Pennsylvania: Pennsylvania is such a big state. It takes crossing it in a day, lengthwise, to really appreciate that. Not big by Western standards, quite, but it would be a decent Western state by size, so it’s a nice antidote to its surrounding Eastern brethren. Unless you’re just tired and lonely and want to be home already when you get there. The freeways are well designed in PA to bypass Pittsburgh and Philly completely if you don’t want to go to either, so that’s nice, but there’s this honking big Turnpike in the middle of the state that charges some really serious tolls. I don’t like paying for road crossings in the best of times (as I’m sure you’ve detected from this post already), but a $12 fee to go only about a third the length of a pay-road is really serious. I wish I could report that the toll roads are really better in some way, but they of course aren’t (read: capitalism is bunk). And this one was especially bad because they were reconstructing it so much and slowing traffic so thoroughly that I almost made a sarcastic remark about having to pay at all to the tollbooth attendant, which is about diametric to my normal character and treatment of said attendants. I was that upset/annoyed about the whole thing. Or perhaps tired, lonely, and wanting to get home.

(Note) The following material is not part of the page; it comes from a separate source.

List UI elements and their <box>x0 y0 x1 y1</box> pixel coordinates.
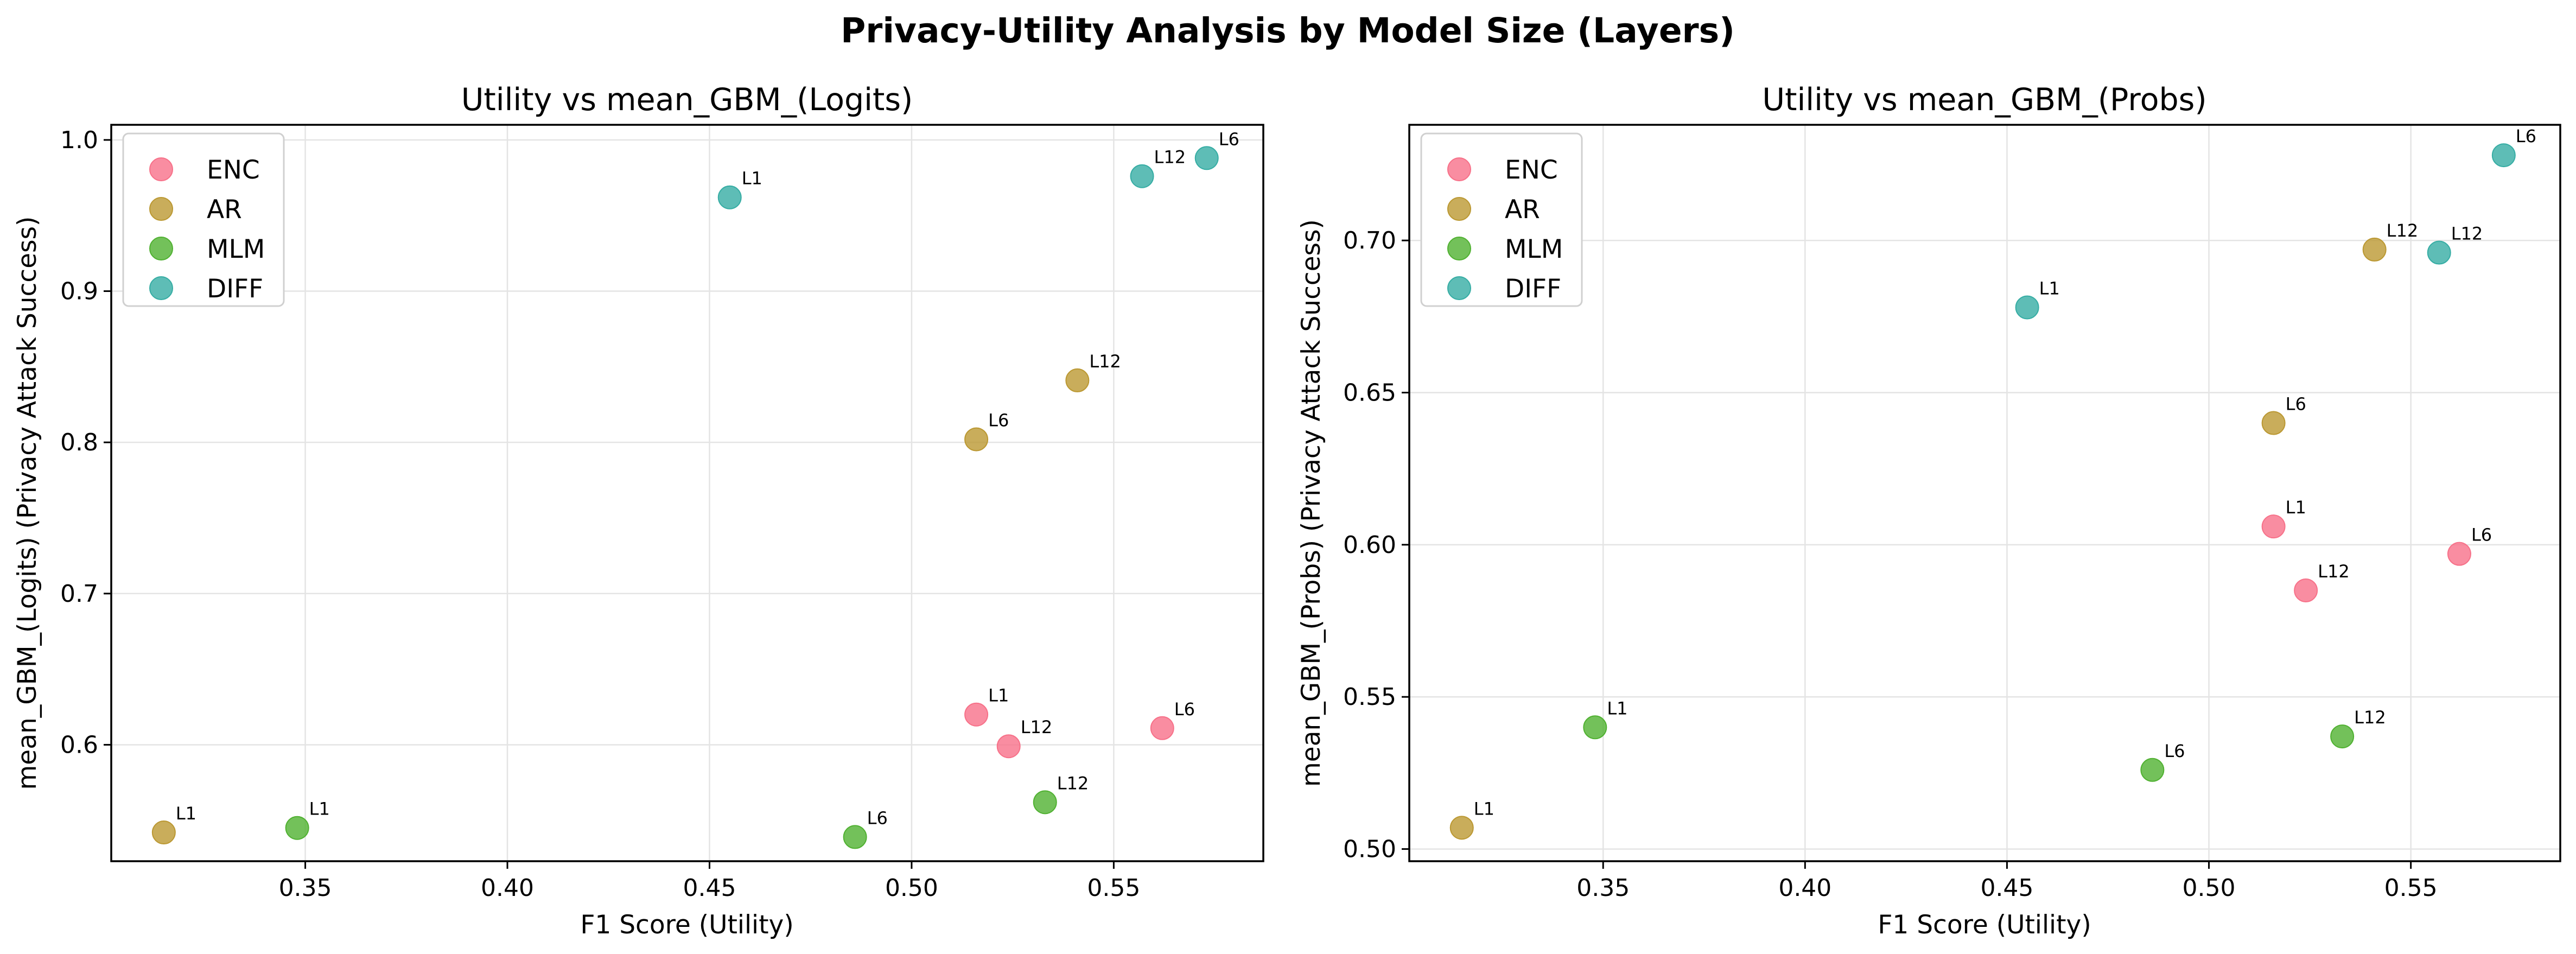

And when I started this post, I was worried I wouldn’t remember enough to say about each state.

Edit/Addendum: I went and looked up Pennsylvania’s land area to make sure I was neither slighting nor exaggerating its size. Turns out, I was exaggerating. What I should have said, I guess, is that Pennsylvania is a long state, because it’s laughably smaller than any Western state. Except, y’know, Hawaii, which is still larger in land area than New Jersey. (Amazing, huh? Think about that. Hawaii has more land than New Jersey.) To give you an example of scale of magnitude, you could fit Penn into New Mexico over two and a half times. Put another way, Pennsylvania is roughly comparable to Malawi while New Mexico is roughly comparable to Poland. Even the smallest of the non-Hawaii Western states, Washington, is over 1.5 times the size of Pennsylvania. If Pennsylvania were a Western state, it would look freakishly small and all the other states would make fun of it. It’s 33rd in the nation in land area. Then again, Idaho is larger in land area than either Washington or Utah, a fact (all this is from Wikipedia, bee-tee-dubs) that makes me think Wikipedia was recently hacked by a geographic terrorist. Nope, the edits look right. Wow. New York is larger than Penn. Mississippi is. Basically, I really stepped in it with that comparison. But rather than change that, I’ve added this addendum. More fun, don’t you think?